Внешне библиотека Города Дождей ничем не отличалась от других его домов. Внутри же она была наполнена теплом и уютом. Везде были вязаные вещички и безделушки: коврики лежали на полу, были они и на стенах, но назвать их ковриками не поворачивался язык, скорее это были своеобразные картины; скамейка в прихожей была завалена подушками для сидения, которые по одной имелись и на каждом стульчике в доме, идеально подходя им по размеру; а деревянную мебель укрывали белые кружевные салфетки. Масляные лампы наполняли помещение красивым ровным светом. Друзья не знали как жили здесь остальные пони, но им хотелось думать, что не хуже.

Первым делом хозяйка выделила двум пони из храма комнату на первом этаже и обеспечила их всем необходимым, а именно чаем с печеньем и интересными книгами. Затем она занялась гостями. Видя смущение Лётчика по поводу его чистоты, Вики растопила баню, имеющуюся во дворе и предложила им не стесняться и попариться столько времени, сколько им нужно, чтобы отдохнуть. Пегас принял предложение с радостью, да и осёл был не прочь немного расслабиться. Ведь что может быть приятнее, чем смыть с себя всю грязь, а заодно и тяжёлые мысли? Особенно, когда за приятно пахнущими деревянными стенами холодно и идёт дождь. В таких замечательных условиях Сэмми не хотелось продолжать думать, да и Лётчик был не против немного помолчать. Пегасу было хорошо от того, что его крылья чистые, а странные чувства, вызывающие тревогу остались за спиной. Поэтому друзья просто сидели в тишине.

Путь от бани до библиотеки был накрыт навесом, поэтому только что напарившимся ослу и пегасу не нужно было беспокоится о дожде. Волноваться стоило разве что из-за темноты, которая из-за туч наступала здесь слишком рано — даже с учётом того, что на дворе был только вечер, всю недолгую дорогу из бани, им приходилось внимательно всматриваться под ноги, чтобы не обо что не споткнуться и не упасть, тем самым сведя на нет весь полученный результат.

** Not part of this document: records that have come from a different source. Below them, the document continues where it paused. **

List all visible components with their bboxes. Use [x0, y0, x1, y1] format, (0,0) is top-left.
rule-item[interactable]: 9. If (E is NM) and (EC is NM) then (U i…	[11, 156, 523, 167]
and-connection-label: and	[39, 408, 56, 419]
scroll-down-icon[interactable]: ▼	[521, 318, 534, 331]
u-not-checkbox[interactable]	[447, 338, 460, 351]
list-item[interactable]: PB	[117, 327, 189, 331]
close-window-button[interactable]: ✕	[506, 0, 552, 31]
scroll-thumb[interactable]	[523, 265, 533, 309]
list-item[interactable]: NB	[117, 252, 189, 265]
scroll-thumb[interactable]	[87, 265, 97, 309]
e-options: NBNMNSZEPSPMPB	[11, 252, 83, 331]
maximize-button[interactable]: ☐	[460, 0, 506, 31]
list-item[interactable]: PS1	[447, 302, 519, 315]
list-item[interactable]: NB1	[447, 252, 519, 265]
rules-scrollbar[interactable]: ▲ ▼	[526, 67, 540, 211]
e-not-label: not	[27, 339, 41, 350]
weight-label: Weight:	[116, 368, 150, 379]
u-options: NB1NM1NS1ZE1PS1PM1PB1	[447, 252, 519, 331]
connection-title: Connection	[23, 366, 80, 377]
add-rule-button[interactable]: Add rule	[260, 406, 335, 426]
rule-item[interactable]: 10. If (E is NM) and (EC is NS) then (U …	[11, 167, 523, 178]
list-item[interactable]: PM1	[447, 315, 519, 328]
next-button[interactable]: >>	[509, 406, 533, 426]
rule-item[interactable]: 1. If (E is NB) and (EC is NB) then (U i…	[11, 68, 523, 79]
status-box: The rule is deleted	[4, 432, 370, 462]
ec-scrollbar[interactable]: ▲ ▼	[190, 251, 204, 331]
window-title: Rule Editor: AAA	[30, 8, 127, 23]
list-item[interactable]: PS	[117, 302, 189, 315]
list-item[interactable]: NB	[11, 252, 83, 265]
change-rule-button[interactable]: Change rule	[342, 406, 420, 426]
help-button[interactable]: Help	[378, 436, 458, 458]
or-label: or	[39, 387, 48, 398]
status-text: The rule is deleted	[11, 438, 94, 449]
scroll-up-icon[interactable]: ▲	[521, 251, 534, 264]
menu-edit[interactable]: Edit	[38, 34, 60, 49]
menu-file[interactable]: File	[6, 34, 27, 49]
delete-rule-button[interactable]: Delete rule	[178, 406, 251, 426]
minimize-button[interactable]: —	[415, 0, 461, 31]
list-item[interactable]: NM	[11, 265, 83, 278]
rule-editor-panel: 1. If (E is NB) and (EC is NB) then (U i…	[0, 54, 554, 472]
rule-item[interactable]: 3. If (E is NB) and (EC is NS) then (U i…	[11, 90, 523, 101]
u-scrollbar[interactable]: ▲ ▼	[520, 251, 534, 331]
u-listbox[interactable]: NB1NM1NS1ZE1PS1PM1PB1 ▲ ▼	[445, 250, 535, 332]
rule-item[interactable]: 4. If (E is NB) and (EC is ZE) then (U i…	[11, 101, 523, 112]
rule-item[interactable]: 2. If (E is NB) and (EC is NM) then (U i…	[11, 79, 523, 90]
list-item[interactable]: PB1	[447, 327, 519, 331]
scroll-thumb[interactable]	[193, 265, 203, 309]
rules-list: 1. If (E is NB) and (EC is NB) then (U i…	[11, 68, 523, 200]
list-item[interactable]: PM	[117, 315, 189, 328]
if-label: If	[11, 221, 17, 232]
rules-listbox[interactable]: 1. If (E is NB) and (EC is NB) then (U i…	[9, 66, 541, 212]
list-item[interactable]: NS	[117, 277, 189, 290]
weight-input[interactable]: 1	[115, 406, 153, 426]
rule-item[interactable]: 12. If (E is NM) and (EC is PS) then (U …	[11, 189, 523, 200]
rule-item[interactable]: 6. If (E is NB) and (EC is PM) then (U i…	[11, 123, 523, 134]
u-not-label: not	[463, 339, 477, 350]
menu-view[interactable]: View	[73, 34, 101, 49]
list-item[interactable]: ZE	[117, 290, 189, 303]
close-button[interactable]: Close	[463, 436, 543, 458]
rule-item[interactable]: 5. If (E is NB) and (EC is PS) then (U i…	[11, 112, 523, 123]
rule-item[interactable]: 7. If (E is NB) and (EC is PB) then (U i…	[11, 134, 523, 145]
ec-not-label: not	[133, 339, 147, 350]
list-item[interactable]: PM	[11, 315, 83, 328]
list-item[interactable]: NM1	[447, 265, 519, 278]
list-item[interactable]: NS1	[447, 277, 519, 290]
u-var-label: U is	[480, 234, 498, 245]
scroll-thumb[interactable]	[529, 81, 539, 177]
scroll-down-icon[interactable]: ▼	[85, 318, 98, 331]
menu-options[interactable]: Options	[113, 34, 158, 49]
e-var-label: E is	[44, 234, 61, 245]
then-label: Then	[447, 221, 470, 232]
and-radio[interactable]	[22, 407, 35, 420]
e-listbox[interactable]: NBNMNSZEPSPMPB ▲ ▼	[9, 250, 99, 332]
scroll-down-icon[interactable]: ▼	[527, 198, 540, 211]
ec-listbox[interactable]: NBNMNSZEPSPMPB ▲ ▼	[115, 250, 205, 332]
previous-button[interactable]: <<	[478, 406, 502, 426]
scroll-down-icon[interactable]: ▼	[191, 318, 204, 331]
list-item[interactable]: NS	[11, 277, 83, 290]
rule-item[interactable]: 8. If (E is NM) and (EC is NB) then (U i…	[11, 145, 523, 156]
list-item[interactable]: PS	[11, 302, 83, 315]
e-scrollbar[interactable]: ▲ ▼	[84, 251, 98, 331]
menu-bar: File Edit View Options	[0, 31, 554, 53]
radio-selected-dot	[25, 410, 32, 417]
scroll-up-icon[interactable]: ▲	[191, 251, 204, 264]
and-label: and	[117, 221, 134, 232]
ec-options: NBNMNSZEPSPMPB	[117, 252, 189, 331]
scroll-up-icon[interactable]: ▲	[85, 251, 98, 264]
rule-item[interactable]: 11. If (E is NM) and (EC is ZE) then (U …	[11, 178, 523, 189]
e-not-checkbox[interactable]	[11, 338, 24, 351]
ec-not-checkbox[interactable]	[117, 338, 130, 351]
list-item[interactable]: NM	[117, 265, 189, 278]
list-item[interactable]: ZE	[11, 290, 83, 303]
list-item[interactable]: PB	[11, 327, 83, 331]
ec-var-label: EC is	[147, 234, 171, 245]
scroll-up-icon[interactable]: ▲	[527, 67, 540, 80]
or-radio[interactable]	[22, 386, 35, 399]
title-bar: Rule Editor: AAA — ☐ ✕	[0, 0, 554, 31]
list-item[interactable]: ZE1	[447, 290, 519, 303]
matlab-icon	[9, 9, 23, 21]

После того как друзья помылись, Маппет отвела их на второй этаж библиотеки, в комнату, где стояло несколько стеллажей с книгами, а также стол с креслами вокруг. Пока Сэмми выбирал с какой бы книги начать, а Лётчик испытывал подушку под круп, без которой не обошлось и кресло, на мягкость и комфорт, хозяйка принесла три больших чашки чая и присела рядом с пегасом. Ходя между стеллажами, ослик заметил, что на полках между книгами то тут, то там сидят тряпичные куклы пони. И, хоть самих кукол было больше десятка, во всех можно было легко узнать трёх  неизвестных пони: розовый и белый пегасы да фиолетовая единорожка. Куклы изображающие одного пони были одеты в разную одёжку и имели разные прически, неизменным была только радость на тряпичном лице, украшенном глазами-пуговками.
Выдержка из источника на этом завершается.